Villain of the peace in this show is Wormold, the meat inspector from the Ministry of Food, played with military gusto by the ever-excellent Adrian Scarborough. Dressed in a Gestapo-style leather overcoat, Wormold symbolises authority in its darkest guise via the repression of the population through rationing. The other villain in the show is leader of the council, Dr James Swaby, excellently played by David Bamber who demonstrates an unhealthy loathing for competition, particularly in the form of the chiropodist.

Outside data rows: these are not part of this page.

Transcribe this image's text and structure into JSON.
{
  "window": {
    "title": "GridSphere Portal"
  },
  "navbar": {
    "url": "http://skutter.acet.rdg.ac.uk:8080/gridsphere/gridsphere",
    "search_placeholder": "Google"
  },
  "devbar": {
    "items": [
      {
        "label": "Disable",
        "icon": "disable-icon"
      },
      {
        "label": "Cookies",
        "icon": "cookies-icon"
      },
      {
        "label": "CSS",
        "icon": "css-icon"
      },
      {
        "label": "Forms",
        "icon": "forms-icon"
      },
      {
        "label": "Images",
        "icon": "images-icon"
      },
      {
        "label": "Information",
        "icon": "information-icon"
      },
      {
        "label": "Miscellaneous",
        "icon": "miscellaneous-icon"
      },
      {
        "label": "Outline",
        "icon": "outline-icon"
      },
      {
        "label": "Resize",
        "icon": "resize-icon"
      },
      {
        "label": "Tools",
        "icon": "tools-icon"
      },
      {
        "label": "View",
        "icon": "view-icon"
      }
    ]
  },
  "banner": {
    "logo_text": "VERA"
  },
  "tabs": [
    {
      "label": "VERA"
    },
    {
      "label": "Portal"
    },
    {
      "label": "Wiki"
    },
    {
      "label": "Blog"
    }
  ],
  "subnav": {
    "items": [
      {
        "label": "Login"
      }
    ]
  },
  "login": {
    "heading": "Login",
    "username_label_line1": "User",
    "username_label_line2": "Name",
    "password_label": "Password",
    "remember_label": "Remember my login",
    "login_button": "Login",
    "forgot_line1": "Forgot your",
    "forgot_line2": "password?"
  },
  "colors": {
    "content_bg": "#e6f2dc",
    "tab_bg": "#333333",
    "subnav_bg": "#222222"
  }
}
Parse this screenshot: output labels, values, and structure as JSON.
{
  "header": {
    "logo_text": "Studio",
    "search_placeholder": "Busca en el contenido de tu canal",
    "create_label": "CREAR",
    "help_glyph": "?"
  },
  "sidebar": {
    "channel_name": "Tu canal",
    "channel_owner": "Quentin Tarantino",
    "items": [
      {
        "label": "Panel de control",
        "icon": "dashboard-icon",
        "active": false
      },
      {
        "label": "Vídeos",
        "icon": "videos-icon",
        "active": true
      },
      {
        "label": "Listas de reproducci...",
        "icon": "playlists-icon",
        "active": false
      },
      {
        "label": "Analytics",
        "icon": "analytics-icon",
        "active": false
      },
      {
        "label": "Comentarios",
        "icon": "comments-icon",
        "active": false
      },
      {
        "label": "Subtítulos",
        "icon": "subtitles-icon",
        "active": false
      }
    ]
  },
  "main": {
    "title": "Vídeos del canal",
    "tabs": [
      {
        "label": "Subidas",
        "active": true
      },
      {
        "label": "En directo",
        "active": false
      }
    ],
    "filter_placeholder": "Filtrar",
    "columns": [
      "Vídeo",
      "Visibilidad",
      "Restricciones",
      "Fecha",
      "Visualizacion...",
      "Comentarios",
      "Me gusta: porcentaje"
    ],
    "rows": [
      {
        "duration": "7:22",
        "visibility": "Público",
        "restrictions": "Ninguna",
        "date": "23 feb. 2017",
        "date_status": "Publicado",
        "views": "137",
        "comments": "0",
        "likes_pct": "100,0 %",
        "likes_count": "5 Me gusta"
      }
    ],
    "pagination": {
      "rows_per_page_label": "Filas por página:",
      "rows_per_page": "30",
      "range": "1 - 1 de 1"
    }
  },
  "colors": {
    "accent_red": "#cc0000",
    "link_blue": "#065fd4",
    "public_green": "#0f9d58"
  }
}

I was left wondering just which target audience 'Betty Blue Eyes' is aimed at. It has a resemblance to the BBC hit TV series 'Dad's Army' which continues to be repeated ad nauseam, so I suppose it will most-likely appeal to an older, rather a younger crowd. From what I remember, the film seemed to me to have rather more wry wit, whereas here the comedy is less subtle and more overt. There are some very funny moments here – especially the scene where Joyce and Gilbert are talking about killing the pig and Joyce's mother thinks they are talking about killing her, but I nevertheless felt rather underwhelmed by it all, in spite of the infectiously tuneful songs. I think this is largely because several scenes and numbers are overly long. On the whole, then, it's fun, but not fantastic.
"Superbly endearing and entertaining show"
Charles Spencer for The Daily Telegraph
"It's a production with heart and an unusual mix of gentleness and naughtiness."
Henry Hitchings for The Evening Standrad
"Musicals these days are constantly being based on movies. But this witty and delightful adaptation of the 1984 film A Private Function strikes me as better than the original."